India voted for a change along with 125 countries in favour of a resolution calling for a ‘UN tax convention’. The resolution was passed in the ratio of 125:48 at the UN General Assembly in New York on November 22.
Prominent OECD members like the US, UK, Netherlands, Switzerland, Japan, France, Germany voted against this resolution.
In addition to African nations who had tabled the resolution, India, with other BRIC countries – Brazil, Russia and China – voted in favour.
The resolution proposes the establishment of an ad-hoc inter-governmental committee comprising no more than 20 member states, ensuring gender and regional balance. Unlike the OECD’s Inclusive Forum, which is not an inter-governmental body, this committee aims to bring together OECD and non-OECD members for collaborative efforts.The initial step, to be completed within a year, involves reaching an agreement on the terms of reference. Subsequently, the second step entails the development of a UN Framework Convention on international tax cooperation.The Tax Justice Network, a think tank, has expressed approval for the resolution, emphasizing that without the adoption of the UN tax convention, the world could lose nearly $5 trillion to tax havens over the next decade.

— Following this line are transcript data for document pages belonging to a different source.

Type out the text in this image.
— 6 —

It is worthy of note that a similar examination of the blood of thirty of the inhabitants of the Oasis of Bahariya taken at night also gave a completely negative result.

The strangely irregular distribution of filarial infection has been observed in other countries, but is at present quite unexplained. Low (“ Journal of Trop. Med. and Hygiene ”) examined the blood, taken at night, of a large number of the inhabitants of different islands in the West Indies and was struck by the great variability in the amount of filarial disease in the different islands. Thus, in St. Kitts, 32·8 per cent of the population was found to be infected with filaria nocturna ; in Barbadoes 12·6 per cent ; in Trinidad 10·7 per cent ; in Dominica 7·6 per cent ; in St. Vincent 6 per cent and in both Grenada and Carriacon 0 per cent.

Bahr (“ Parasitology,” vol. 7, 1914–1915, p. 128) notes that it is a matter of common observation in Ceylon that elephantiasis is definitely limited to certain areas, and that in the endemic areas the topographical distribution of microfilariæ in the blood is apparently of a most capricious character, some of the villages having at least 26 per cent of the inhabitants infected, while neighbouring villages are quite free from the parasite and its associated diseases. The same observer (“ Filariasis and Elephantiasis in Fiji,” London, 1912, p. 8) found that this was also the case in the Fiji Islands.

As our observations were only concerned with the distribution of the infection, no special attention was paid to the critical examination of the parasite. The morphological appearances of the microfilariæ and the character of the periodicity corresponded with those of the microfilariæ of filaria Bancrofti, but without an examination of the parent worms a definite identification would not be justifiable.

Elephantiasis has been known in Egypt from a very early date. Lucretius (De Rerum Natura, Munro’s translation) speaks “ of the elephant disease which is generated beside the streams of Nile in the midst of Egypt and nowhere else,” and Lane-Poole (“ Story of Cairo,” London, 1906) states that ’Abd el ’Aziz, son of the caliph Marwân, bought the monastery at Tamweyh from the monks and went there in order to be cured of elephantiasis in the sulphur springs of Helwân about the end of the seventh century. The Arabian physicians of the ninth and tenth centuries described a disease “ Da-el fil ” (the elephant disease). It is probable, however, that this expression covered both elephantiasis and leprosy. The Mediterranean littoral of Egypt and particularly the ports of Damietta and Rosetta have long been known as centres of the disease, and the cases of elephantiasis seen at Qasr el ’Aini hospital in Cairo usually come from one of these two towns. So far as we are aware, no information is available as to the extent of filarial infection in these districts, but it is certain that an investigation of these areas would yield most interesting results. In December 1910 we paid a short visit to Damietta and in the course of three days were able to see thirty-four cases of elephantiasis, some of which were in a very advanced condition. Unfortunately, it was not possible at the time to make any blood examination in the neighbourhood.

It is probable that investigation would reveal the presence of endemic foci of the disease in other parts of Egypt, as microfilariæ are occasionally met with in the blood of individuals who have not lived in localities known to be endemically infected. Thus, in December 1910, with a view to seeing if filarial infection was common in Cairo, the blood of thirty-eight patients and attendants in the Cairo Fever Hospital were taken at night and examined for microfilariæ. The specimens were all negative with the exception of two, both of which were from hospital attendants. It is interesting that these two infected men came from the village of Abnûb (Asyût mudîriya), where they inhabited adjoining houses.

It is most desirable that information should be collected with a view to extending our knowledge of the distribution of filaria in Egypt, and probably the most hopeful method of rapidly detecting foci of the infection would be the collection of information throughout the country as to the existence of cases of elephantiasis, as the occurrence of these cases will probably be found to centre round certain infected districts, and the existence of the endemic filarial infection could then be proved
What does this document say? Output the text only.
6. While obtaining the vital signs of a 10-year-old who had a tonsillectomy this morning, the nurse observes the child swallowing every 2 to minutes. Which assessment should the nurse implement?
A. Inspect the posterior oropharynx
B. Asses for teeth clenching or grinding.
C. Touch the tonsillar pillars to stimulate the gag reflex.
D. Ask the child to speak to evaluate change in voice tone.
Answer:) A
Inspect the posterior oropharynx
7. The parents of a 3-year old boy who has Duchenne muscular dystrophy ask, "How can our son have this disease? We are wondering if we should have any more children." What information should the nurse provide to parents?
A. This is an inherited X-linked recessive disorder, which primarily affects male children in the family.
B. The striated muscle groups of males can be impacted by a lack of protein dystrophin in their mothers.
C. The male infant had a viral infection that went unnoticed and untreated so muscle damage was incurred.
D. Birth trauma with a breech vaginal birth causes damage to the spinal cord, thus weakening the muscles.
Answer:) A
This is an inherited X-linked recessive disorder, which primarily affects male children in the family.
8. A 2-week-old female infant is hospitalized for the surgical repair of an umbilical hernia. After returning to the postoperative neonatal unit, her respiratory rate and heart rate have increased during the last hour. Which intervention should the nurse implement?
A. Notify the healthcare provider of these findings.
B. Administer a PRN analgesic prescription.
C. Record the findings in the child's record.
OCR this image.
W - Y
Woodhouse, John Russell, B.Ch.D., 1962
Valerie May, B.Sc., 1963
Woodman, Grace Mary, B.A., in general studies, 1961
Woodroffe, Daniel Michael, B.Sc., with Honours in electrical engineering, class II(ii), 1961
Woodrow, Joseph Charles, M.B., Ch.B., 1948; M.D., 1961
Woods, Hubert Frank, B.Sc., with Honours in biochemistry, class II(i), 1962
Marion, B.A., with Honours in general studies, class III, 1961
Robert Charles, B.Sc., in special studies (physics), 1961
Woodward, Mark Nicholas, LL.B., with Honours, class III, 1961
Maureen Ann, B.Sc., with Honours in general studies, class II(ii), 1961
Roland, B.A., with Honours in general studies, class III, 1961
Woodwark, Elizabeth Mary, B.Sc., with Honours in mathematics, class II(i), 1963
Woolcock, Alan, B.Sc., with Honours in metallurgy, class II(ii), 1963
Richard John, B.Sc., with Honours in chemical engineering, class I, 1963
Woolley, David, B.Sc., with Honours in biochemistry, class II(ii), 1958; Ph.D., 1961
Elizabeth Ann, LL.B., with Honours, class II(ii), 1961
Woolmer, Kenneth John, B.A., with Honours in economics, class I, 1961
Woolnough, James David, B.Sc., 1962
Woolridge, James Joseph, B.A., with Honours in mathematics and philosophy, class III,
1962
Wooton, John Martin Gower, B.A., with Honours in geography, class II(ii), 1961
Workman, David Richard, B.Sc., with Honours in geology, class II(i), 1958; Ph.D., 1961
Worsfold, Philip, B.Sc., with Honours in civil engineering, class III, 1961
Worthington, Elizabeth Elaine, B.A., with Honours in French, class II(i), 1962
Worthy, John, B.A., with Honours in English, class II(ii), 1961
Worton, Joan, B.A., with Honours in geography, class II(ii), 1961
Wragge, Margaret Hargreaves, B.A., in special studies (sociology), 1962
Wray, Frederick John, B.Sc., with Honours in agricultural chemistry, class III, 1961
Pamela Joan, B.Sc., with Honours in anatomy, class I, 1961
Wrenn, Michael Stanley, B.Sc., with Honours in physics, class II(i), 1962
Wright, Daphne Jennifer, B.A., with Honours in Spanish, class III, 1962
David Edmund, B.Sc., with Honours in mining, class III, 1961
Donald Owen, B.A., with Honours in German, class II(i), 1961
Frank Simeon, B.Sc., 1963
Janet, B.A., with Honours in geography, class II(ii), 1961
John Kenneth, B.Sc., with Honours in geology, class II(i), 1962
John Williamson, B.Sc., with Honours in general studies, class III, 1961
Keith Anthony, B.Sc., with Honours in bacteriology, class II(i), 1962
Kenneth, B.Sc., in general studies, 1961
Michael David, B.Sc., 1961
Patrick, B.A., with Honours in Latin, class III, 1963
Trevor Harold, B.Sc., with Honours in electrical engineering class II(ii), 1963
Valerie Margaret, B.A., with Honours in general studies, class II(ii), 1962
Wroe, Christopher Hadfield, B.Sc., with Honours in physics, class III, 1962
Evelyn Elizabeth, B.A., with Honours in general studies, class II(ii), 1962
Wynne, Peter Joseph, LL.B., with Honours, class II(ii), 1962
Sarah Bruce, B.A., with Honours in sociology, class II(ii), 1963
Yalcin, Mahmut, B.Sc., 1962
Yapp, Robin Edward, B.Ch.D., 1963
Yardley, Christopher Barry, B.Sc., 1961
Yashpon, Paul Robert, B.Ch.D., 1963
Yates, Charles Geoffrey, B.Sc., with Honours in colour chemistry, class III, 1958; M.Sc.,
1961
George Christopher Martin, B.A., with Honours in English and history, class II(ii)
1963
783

In practical terms, the new arrangement seeks to achieve a fair distribution of taxes to source jurisdictions, benefiting countries like India and the developing world through the establishment of global consensus on fair and equitable international tax rules. The current international tax rules are perceived as favoring capital-exporting countries, making the perspectives and commentaries of the OECD, with their inherent bias, less relevant in this new framework, according to Pramod Kumar, former Vice President at the Income Tax Appellate Tribunal.
The terms of reference for the committee could cover various issues, including aggressive tax avoidance, evasion, illicit financial flows, recovery of stolen assets, and taxation of the digital economy, taking into account the views of source countries. While the OECD-led forums have explored the ‘Two-Pillar solution,’ some countries, including India, have raised concerns about the allocation of profits to source countries under Pillar One. The UN Framework is seen as a way for developing countries to have more influence in these matters, according to tax experts.